Sunday, January 10, 2010

The New Kleptocracy

Several months ago the news media reported that GM Financial Services petitioned King Barack's Pay Czar for the authority to pay their 25 top employees an average of $3 million this year. Bank of America proposed a $7 million average for its top guys, and Citicorp wanted an average of $10 million. It was also reported that it took less than a year after receiving government bailout funds for Goldman Sachs to hike the average base salary for its employees back up to over $600,000 annually. That wasn't for the top 25, that was the average for all employees, before any bonuses. Welcome to the Twilight Zone.

Most people probably know that the only thing these privileged folks really have to pay for are their homes. Automobiles, travel, entertainment, club memberships, expensive food and drinks are typically covered by their companies (i.e., shareholders) as business expenses. Obviously, those who played the highly lucrative but high risk games that resulted in the biggest loss of jobs in 70 years, foreclosures on thousands of homes and the meltdown of the value of personal savings and pension funds are not having to suffer too much.

The big financial institutions say they need to pay mega-million dollar compensation packages to their executives to attract and keep talent. But can any of them explain what these executives do, what they accomplish and what talents they have that require the outrageous compensation packages? Not rationally. And what kind of product do these people produce that benefits society? None. In fact, the products they play their games with eventually lead to economic disaster. We have already seen it happen once. Basically, in the financial services industry, these overpaid bloodsuckers are those who kissed the most butts, flung the most bullshit or took the most risks with other peoples money to reach the top of the pyramid. That kind of talent America cannot afford at any price.

Now we read in the first month of 2010 that banks have already re-engaged in lending to hedge funds and private equity firms back to levels not seen since prior to the financial market collapse, with leverage ratios of the borrowers again expanding to imprudent percentages. Meanwhile, the banks are ignoring the borrowing needs of American businesses that produce real goods and services that generate economic growth. If that doesn't make you throw up, then you must be employed by Goldman Sachs.

To reiterate, the bailed out banks are supposed to be making loans to commercial and industrial enterprises to get the economy moving again. Instead they are providing money to the same jerks to do the same shit that caused the meltdown in the first place. And all these moneychangers do with the money is use the borrowed money to buy derivatives (artificial pieces of paper) based on government and agency debt, including packages of underwater mortgage backed securities, to magnify the returns on their miniscule amount of invested money. The government continues to issue the massive amounts of new debt because it needs the money to pay for its unprecedented spending spree.

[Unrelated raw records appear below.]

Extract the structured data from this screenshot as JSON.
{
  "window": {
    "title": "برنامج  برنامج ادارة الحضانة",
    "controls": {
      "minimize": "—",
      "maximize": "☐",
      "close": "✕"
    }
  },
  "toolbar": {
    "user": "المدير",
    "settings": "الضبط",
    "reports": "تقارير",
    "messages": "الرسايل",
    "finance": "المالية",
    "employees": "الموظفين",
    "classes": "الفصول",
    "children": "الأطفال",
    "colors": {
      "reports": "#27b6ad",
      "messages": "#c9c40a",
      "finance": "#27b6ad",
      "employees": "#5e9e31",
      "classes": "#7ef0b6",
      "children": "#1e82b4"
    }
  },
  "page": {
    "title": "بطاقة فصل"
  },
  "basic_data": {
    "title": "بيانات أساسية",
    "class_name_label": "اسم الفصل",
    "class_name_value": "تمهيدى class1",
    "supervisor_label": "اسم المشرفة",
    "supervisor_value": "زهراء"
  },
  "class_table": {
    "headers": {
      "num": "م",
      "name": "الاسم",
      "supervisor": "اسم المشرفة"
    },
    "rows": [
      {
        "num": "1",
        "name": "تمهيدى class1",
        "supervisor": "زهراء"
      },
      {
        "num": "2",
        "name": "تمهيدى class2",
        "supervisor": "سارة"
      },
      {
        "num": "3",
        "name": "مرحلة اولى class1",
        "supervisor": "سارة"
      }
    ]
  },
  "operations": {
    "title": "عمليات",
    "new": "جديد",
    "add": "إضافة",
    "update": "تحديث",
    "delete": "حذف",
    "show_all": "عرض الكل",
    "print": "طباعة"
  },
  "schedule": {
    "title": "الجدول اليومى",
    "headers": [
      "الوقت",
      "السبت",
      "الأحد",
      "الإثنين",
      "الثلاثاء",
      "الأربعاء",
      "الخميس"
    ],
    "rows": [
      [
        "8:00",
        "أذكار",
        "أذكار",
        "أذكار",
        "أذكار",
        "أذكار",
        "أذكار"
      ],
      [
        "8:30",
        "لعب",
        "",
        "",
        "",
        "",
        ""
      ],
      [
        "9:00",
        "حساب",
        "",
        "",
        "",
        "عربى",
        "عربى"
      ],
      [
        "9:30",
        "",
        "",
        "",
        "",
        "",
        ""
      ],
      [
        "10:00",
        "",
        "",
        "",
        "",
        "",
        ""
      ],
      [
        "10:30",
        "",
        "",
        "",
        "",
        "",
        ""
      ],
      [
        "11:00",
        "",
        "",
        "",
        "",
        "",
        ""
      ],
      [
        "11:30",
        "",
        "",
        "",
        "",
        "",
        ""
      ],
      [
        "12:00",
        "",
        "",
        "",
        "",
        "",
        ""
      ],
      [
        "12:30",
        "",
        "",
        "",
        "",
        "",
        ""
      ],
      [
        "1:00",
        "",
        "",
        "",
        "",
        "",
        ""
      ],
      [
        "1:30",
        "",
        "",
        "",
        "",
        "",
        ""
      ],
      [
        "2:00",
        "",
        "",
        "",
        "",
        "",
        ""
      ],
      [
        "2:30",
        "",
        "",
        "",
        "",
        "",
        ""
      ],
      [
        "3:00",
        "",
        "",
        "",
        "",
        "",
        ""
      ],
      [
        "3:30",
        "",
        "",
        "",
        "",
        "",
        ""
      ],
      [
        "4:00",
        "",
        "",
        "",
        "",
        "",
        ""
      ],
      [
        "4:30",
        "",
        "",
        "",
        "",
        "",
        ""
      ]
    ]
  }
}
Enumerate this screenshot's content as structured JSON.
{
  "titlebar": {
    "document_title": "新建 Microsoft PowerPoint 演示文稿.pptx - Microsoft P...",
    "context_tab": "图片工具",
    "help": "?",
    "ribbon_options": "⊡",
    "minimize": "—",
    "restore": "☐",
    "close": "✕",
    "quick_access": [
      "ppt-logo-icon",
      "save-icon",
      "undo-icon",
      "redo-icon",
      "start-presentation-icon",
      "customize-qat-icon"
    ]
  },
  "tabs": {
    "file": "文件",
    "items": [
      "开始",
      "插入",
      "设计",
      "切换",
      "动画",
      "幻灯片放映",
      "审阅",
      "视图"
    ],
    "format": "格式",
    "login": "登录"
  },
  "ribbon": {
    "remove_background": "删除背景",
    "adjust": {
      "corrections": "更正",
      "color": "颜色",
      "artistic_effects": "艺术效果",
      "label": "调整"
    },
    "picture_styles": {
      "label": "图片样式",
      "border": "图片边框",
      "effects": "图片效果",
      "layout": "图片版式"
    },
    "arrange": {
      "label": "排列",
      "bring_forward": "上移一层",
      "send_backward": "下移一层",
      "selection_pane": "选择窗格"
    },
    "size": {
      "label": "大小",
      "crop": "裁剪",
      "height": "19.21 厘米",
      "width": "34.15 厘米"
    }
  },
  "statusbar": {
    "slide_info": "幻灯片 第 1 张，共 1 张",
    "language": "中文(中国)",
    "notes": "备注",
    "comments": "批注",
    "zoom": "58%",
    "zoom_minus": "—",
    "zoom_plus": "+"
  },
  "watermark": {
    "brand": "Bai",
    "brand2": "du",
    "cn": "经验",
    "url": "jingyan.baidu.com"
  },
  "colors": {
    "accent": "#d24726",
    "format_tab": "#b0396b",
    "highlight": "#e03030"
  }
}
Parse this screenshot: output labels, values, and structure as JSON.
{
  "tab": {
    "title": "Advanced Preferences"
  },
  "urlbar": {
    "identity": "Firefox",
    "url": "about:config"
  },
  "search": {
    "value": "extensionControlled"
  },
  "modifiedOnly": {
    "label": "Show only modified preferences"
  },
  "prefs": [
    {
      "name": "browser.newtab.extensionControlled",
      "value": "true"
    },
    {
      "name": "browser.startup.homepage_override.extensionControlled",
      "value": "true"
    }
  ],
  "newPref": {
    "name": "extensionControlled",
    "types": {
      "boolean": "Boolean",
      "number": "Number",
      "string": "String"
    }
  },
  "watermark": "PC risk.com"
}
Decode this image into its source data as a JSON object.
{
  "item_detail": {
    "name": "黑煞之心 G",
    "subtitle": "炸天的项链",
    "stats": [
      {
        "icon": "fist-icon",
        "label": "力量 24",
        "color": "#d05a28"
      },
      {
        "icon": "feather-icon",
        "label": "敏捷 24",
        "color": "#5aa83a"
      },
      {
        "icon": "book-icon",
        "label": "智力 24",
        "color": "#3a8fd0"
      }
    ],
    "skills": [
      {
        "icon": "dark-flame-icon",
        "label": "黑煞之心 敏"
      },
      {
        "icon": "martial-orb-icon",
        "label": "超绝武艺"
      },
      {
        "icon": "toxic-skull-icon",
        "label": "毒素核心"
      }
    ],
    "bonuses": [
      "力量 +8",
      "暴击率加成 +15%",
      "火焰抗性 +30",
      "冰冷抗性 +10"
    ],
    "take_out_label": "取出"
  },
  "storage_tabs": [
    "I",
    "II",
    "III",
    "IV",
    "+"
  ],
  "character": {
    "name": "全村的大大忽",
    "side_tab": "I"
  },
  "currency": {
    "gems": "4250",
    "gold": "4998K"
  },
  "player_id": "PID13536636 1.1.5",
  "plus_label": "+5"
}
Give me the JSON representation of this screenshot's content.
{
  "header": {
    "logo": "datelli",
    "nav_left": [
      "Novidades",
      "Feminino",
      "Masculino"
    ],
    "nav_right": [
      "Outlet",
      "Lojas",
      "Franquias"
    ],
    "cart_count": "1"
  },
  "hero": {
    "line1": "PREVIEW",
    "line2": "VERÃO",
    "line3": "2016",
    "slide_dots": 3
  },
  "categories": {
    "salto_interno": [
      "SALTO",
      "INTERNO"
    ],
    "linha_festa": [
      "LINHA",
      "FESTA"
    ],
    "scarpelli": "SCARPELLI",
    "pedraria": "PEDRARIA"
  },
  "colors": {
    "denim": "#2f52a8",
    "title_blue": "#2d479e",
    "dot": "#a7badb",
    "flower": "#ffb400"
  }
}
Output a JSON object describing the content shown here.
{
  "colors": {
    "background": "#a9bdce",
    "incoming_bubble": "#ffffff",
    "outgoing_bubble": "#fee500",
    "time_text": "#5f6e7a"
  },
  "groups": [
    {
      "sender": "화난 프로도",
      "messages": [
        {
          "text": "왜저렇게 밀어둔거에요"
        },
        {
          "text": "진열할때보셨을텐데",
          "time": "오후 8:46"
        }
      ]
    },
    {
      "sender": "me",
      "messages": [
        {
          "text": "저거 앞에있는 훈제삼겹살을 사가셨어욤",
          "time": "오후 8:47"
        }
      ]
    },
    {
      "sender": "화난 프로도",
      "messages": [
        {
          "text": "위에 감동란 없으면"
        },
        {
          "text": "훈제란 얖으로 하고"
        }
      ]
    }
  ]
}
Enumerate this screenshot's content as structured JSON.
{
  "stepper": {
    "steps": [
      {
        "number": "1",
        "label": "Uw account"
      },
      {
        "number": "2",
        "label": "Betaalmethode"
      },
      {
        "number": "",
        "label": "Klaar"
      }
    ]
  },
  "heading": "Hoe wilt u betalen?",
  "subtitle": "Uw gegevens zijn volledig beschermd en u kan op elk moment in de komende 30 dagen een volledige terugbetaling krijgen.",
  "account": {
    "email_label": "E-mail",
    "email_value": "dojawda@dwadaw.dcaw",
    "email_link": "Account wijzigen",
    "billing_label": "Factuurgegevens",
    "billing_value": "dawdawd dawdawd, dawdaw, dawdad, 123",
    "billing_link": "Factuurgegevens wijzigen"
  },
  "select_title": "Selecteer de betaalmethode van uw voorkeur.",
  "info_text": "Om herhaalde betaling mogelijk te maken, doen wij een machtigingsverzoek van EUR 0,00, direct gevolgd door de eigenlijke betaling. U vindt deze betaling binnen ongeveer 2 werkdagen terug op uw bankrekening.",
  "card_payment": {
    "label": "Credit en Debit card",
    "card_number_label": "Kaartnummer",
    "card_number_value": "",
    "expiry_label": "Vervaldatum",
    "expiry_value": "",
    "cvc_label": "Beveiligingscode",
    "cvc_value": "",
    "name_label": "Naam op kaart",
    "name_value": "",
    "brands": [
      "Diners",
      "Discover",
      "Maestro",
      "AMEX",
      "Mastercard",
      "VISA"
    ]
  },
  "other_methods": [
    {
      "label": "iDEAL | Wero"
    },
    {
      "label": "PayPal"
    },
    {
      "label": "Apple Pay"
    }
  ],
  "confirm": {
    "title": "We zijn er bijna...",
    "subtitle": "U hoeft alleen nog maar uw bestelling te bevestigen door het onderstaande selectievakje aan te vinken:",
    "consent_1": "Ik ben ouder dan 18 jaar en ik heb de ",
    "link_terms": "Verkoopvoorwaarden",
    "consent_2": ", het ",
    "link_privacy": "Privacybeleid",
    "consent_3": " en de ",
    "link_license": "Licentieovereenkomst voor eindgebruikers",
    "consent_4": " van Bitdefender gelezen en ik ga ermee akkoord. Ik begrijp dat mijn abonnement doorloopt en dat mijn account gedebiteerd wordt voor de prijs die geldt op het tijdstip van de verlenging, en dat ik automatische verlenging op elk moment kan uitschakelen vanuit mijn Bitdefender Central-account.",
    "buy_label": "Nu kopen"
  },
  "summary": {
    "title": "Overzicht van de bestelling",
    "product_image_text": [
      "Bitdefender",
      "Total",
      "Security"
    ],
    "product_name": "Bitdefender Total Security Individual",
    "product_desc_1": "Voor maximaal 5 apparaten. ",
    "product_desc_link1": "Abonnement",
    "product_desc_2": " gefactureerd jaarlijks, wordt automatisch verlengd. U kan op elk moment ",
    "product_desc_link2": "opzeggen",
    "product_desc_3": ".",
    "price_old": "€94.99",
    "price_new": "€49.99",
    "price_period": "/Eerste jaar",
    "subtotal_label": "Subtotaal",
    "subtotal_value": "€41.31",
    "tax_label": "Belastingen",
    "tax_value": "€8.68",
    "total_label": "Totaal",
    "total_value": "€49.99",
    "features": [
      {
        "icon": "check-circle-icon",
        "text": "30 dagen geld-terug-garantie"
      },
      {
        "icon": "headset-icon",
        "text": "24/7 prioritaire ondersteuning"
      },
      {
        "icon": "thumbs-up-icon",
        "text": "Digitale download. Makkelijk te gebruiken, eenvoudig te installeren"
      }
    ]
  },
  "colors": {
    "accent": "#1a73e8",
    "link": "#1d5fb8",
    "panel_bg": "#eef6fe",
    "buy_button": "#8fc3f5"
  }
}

The banks and big money managers are accomodating them because they know they will be rescued by the federal government (i.e., taxpayers) if the loans go bad, and because their regulatory overseers encourage them to. That is the result of the newly established precedent of bailouts.

The financial system is supposed to exist to facilitate the efficient functioning of economic activity - trade, commerce, industrial production, innovation and the provision of valuable services. The financial system in America today does not do that. Right now it is an exclusive, closed game played by greedy, mega-rich financial industry larcenists and associated federal regulatory co-conspirators creating more wealth for themselves while ignoring and restraining the productive sectors that are the foundation of real economic activity.

Economists tell us an economic recovery is underway. I suppose it is if you work in the financial or government sector, where most of the economists are employed. But so far it appears the mega-wealthy get wealthier and public employees do just fine while the real economy remains in the toilet bowl. It makes you wonder if everyone in Washington and on Wall Street is a crook. The truth is they are stealing from taxpaying Americans, and they belong in jail. In capitalism there is no such thing as bailouts, 'too big to fail' or government directed allocation of capital. Consequently, America is no longer a capitalist country that benefits all. America has now become a kleptocracy that benefits a privileged few.